A team of researchers from Florida has done just that. Their work, “Orthopaedic Watercraft Injuries: Characterization of Mechanisms, Fractures, and Complications in 216 Injuries,” appears in the April 2018 edition of the Journal of Orthopaedic Trauma.
Hassan Mir, M.D., M.B.A., with the Orthopaedic Trauma Service at the Florida Orthopaedic Institute in Tampa and co-author on this retrospective case series told OTW, “We treat a high number of these injuries in Tampa given the popularity of watercraft use in both saltwater and freshwater in our area. This is the largest reported series of orthopedic injuries from watercraft.”

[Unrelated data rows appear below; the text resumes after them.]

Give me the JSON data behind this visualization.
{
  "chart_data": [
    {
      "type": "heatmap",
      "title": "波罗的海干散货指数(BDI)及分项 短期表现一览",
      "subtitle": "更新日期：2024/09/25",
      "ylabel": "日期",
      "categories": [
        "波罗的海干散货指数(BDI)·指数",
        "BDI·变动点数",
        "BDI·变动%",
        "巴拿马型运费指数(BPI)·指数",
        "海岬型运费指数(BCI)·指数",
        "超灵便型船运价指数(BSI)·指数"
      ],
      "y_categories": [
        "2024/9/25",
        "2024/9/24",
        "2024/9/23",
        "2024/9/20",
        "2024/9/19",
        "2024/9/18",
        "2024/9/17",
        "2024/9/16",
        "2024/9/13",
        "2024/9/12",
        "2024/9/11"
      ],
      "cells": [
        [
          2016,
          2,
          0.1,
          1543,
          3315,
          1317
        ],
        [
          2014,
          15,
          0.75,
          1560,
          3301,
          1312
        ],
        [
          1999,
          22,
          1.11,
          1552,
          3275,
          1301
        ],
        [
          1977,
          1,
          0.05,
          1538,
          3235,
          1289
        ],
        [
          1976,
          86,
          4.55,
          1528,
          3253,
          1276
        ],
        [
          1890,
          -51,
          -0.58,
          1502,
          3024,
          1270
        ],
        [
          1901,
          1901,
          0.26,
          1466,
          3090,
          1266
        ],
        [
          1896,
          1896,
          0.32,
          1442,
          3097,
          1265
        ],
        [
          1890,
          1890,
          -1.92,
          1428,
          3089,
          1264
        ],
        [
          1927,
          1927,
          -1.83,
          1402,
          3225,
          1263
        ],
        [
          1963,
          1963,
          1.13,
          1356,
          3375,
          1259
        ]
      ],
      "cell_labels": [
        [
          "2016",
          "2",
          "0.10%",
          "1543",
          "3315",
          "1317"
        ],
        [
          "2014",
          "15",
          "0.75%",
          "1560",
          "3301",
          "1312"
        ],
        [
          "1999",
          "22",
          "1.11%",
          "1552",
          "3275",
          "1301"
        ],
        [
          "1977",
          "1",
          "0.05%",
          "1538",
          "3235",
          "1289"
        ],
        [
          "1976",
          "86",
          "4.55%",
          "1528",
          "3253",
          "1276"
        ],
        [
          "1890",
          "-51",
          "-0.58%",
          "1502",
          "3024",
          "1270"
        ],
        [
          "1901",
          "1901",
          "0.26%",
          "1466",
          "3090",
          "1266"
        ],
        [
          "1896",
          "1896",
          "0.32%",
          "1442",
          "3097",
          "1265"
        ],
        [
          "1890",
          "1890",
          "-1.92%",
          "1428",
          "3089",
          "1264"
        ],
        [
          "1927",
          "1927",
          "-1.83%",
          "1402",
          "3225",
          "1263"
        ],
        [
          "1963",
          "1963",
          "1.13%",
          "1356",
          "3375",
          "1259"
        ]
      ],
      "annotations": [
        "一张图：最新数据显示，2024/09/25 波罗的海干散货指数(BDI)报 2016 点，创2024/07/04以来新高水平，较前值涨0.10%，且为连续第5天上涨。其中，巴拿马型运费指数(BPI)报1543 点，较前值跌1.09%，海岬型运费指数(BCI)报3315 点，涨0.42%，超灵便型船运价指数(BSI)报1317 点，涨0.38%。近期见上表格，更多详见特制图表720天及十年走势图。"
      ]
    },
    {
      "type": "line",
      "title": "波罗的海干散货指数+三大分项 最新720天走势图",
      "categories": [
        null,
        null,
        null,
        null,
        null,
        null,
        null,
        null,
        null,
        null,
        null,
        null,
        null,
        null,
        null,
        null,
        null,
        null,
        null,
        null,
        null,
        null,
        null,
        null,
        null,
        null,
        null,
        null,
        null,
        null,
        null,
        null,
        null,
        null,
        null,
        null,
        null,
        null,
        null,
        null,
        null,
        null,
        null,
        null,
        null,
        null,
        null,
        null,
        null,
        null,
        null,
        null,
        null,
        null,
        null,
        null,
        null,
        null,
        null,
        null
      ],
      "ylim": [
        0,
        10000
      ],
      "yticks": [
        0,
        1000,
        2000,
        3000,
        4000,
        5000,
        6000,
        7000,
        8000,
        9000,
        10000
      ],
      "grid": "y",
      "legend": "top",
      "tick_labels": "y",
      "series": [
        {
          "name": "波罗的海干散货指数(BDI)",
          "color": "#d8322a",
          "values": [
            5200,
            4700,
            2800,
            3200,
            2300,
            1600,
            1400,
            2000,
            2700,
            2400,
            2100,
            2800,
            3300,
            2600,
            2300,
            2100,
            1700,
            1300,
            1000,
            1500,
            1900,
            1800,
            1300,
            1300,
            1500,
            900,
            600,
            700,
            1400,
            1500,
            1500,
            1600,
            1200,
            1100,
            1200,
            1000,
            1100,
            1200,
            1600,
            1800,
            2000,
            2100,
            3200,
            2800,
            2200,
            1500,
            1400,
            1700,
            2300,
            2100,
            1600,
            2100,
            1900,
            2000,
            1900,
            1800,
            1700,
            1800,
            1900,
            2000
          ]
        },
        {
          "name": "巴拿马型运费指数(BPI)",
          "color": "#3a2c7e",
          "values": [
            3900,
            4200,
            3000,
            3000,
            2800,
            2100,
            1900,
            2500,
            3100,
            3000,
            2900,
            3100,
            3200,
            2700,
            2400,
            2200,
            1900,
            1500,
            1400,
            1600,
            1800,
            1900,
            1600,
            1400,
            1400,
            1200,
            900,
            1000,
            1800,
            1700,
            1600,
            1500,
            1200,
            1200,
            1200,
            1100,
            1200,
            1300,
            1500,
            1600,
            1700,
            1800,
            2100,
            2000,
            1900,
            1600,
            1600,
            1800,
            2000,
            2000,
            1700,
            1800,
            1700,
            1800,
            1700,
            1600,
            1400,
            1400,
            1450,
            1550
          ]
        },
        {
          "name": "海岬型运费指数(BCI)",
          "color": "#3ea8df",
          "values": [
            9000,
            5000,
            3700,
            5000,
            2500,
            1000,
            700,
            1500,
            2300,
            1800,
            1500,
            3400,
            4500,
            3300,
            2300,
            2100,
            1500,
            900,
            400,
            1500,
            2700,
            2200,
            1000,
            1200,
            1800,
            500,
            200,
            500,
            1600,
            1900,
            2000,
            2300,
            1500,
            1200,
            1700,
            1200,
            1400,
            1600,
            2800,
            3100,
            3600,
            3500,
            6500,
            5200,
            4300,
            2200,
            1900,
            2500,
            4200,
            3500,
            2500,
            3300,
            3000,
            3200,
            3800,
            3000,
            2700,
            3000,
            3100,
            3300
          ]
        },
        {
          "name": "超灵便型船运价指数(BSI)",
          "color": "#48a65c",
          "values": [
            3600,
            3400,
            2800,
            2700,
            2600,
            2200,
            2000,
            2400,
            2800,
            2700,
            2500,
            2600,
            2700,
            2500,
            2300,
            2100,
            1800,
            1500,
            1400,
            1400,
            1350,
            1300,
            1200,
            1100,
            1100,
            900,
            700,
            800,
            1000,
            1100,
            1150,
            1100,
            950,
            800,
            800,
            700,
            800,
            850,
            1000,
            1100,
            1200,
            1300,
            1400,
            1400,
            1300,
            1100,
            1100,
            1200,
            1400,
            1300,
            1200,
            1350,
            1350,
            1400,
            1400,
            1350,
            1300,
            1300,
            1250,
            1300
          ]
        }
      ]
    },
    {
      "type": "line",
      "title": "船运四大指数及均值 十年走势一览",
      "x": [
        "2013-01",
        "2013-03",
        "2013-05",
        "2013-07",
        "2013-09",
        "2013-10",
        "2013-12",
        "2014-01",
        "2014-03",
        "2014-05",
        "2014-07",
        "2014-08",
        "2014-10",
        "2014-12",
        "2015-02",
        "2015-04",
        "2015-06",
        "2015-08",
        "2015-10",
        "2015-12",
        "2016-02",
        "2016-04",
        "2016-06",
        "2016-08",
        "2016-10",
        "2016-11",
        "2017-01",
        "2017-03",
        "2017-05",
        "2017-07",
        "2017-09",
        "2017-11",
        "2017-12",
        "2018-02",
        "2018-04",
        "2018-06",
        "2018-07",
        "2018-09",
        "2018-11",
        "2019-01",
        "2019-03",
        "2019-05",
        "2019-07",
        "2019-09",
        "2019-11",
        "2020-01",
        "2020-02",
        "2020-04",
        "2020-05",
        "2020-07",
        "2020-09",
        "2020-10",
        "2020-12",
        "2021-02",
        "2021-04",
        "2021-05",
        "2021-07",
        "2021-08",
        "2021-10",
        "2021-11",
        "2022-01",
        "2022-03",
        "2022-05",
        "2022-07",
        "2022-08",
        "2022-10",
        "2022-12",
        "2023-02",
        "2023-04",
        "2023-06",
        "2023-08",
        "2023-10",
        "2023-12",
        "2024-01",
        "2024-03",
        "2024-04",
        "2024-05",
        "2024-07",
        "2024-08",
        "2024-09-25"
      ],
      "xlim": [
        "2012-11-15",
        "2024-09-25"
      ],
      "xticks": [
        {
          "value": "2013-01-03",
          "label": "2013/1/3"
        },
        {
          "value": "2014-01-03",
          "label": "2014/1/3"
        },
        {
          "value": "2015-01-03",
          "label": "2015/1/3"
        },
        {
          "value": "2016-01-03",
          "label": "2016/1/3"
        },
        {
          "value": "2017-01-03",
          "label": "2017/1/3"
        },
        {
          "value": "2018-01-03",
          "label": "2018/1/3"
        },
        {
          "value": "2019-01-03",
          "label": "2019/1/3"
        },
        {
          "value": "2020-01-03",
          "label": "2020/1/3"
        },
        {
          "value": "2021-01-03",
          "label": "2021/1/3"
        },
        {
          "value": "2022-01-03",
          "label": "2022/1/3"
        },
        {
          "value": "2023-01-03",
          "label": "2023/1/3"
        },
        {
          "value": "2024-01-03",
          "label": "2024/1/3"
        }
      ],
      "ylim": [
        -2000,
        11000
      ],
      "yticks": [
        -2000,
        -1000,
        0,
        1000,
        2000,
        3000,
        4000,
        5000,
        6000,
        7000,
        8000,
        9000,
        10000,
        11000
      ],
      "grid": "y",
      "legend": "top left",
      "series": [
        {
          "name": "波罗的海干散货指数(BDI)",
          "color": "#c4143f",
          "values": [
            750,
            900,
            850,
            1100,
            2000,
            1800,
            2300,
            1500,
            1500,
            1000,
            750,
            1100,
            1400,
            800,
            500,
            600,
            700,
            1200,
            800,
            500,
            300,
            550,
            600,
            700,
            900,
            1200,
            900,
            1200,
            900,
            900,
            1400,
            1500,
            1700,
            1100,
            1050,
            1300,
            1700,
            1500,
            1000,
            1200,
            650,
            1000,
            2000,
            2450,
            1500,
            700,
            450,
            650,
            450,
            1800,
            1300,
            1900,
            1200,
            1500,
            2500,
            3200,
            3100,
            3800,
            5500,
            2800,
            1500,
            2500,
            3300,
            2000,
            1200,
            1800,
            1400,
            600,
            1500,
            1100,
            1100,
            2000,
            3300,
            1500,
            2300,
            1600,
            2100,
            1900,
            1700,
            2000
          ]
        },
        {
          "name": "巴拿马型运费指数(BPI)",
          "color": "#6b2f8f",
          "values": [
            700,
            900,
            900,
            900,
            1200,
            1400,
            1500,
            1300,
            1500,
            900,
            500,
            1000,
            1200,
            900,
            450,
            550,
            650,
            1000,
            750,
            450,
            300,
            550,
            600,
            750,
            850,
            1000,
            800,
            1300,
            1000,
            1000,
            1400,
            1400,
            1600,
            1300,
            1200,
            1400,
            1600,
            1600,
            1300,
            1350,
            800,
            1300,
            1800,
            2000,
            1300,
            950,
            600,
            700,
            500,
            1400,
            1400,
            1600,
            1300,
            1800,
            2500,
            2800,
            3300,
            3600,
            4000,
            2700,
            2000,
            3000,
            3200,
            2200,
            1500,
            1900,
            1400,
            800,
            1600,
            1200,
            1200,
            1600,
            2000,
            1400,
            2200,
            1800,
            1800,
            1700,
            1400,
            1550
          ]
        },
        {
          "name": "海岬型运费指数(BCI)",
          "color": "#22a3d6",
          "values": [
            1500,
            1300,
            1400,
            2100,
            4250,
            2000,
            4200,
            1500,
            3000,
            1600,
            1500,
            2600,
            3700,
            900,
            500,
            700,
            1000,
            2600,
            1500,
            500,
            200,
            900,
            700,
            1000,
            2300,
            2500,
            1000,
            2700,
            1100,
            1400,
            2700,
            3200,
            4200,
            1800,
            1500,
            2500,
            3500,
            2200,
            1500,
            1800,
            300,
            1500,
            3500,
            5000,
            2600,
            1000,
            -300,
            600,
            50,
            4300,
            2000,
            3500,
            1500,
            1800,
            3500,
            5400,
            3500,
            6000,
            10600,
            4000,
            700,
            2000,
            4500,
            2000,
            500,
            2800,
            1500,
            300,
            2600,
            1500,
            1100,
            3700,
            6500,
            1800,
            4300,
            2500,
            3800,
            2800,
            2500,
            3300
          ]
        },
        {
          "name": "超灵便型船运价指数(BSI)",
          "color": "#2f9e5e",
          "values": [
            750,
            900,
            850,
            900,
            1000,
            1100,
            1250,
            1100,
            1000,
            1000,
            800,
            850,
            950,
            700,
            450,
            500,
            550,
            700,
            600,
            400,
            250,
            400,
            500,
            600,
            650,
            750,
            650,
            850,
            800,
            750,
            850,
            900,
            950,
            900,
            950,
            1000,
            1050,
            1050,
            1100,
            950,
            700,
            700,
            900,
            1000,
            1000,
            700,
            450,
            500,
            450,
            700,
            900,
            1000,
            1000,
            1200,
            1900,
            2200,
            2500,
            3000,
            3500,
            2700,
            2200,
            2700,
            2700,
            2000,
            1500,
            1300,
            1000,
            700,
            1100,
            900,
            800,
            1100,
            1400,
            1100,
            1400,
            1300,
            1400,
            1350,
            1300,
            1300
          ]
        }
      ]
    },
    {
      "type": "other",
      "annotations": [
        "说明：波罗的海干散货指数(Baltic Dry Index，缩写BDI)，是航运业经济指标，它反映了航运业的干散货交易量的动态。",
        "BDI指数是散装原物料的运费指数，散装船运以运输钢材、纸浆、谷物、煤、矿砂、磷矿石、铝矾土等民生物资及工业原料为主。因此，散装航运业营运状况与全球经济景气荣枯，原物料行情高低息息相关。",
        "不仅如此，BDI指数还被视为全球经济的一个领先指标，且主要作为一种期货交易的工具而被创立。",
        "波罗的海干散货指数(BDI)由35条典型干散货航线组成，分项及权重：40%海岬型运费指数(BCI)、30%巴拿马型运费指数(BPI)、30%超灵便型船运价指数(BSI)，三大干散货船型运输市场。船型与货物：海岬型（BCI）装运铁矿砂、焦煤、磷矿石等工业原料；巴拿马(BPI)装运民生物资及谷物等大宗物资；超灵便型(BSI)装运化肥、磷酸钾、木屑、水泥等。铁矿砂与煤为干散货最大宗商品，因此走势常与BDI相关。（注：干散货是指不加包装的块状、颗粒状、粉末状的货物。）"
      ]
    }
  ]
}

The authors wrote, “…data were collected from January 1, 1998 to December 31, 2015, for patients including demographics, watercraft type, mechanism of injury, fracture pattern, infection, organisms, union, and amputation….”
“There were 130 closed fracture (60%) and 86 open fractures (40%). There were 146 lower extremity injuries, 49 (23%) upper extremity injuries, and 21 (10%) pelvic injuries. The overall postoperative infection rate was 9% (20/216) and was commonly polymicrobial in nature. The postoperative infection rate in closed fractures was 4% (5/130) and the postoperative infection rate in open fractures was 17% (15/86)….”
Dr. Mir told OTW, “These injuries can be devastating in nature and difficult to manage, particularly when they are open (40%). There is a high rate of postoperative infection (17%), nonunion (8%), and amputation (16%) associated with open orthopedic watercraft fractures.”
“People need to follow proper safety precautions in the water. In addition, patients and their families should be counseled on the high risk of complications when they sustain open fractures in the water.”